Errors involving EPS contributed to 4% of incidents between January and March, including failures to clarify doses and failure to "write out abbreviations appropriately on the dispensing label", causing "confusion for patients", the National Pharmacy Association's (NPA) latest medication safety officer report revealed last month (April 27).
The NPA also highlighted incidents of pharmacists selecting the wrong patient with an EPS release 1 prescription, and EPS 2 scripts not being checked for medication changes.
It led the association to remind pharmacists not to rely on EPS systems to label items correctly. "This does not override your clinical check," the NPA said.
Incomplete medicine trays
Errors involving MDS continued to be “one of the most common types of errors”, accounting for 10% of all reported incidents last quarter, the NPA said.

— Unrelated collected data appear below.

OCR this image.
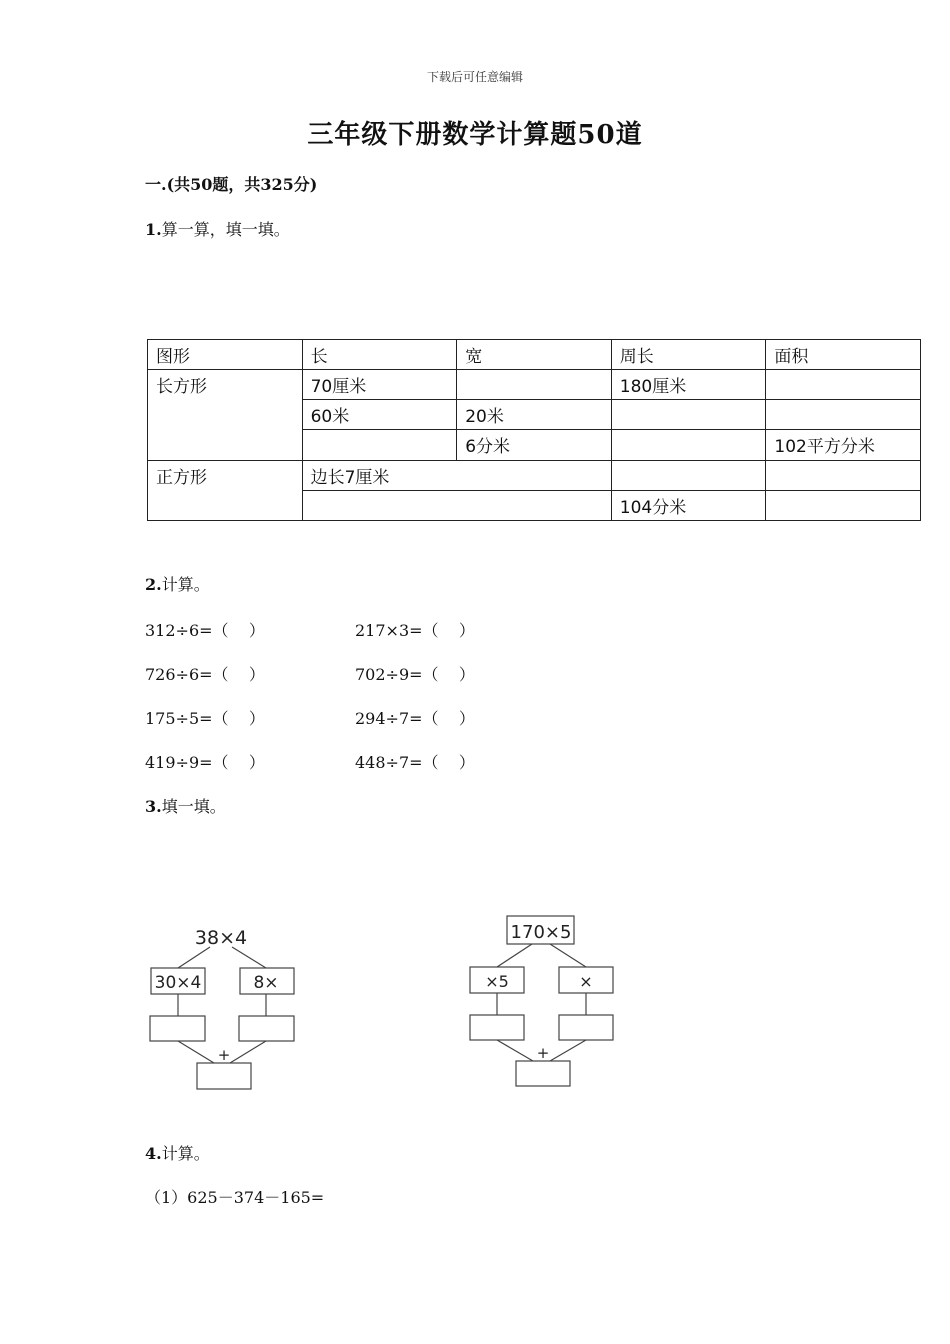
下载后可任意编辑
三年级下册数学计算题50道
一.(共50题，共325分)
1.算一算，填一填。
图形	长	宽	周长	面积
长方形	70厘米		180厘米	
	60米	20米		
		6分米		102平方分米
正方形	边长7厘米			
			104分米	
2.计算。
312÷6=（    ）	217×3=（    ）
726÷6=（    ）	702÷9=（    ）
175÷5=（    ）	294÷7=（    ）
419÷9=（    ）	448÷7=（    ）
3.填一填。
38×4
30×4	8×
+
170×5
×5	×
+
4.计算。
（1）625－374－165=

These included “trays completely missing one of the prescribed drugs” – which resulted in one patient experiencing withdrawal effects – and the once-weekly medication alendronic acid being placed in the wrong daily compartment.

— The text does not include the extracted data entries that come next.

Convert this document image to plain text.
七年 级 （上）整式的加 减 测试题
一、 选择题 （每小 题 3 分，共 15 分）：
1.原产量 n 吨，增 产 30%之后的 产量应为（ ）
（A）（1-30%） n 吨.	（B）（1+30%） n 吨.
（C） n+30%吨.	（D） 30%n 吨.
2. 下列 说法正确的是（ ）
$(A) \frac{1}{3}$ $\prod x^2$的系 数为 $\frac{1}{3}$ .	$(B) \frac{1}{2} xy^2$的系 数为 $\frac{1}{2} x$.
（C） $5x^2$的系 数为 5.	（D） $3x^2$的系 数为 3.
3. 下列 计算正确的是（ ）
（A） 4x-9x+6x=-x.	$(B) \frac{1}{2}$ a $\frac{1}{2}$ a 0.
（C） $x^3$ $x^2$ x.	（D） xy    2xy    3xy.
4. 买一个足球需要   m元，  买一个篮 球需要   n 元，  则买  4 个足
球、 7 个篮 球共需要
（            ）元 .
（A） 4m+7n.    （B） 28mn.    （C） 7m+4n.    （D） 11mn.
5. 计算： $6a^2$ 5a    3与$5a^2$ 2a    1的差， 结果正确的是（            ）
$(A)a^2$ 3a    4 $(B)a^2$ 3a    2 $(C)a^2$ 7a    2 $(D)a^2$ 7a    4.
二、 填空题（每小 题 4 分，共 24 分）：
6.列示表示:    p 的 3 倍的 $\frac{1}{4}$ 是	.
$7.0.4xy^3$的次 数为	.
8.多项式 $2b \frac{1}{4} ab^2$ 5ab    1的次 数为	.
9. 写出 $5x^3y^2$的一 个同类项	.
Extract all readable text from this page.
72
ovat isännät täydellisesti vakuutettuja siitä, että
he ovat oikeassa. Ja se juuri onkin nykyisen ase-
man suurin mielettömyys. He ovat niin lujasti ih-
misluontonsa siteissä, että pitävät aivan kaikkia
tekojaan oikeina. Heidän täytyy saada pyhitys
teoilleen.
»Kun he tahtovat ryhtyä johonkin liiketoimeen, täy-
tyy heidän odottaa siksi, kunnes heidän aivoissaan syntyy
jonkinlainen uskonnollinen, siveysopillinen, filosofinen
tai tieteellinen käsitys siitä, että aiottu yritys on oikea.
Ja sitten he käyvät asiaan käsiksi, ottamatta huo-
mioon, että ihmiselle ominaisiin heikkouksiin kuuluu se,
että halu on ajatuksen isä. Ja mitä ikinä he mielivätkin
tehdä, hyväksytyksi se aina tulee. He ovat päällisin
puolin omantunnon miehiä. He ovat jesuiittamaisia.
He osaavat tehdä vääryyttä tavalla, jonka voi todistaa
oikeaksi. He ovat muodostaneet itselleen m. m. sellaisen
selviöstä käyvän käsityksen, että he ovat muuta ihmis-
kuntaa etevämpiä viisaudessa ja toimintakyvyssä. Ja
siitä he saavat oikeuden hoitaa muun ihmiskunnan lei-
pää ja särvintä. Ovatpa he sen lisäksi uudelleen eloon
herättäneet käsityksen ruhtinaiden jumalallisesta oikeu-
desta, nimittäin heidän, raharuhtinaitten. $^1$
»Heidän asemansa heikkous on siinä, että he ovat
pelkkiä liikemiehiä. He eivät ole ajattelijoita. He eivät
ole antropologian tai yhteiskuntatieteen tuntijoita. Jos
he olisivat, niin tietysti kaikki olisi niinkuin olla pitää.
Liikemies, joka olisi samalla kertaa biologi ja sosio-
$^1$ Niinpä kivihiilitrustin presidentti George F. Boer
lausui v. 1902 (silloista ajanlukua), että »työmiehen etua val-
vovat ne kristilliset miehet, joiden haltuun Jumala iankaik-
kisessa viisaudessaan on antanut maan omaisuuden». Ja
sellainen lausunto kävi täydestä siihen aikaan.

Fridge line errors “consistently” cited
Errors involving refrigerated medicines or "fridge lines" – “particularly insulin” – “consistently appear” in error reports sent to the NPA, it said.
Confusion between insulin products – for example, between the Humalog KwikPen and the Humulin M3 KwikPen, and between NovoMix and NovoRapid products – as well as failures to note additional fridge lines on bag labels, contributed to patients receiving no or incorrect medicines.
Increase in error reports
The overall number of error reports increased by 45% between January and March, compared to the previous three months, the NPA noted. The association claimed the increase is due to a rise in the use of its reporting tool, rather than an increase in the number of incidents.
“Wrong drug/medicine” and “wrong/unclear dose or strength” was cited in 24% and 25% of cases respectively, the NPA said.
Confusing thyroid drug levothyroxine with blood pressure medicine losartan was among the most common causes of the wrong drug being dispensed, while confusing gout treatment allopurinol and betablocker atenolol was cited in the report for the second time in a row.
"Work and environmental factors" were again cited as the most common causes of errors, contributing to "over" 40% of the incidents reported last quarter.
Child dispensed methadone
"Distractions in the pharmacy" contributed to a child being dispensed methadone instead of a reconstituted antibiotic, the NPA report revealed.
"No harm" was caused to patients in 72% of the error reports received, while "approximately" 8% caused a "low degree of harm to patients".
In her letter to all superintendents, NPA chief pharmacist Leyla Hannbeck said the association has produced a new “inhaler identification checker” as a result of “numerous reports” of the incorrect inhaler being selected.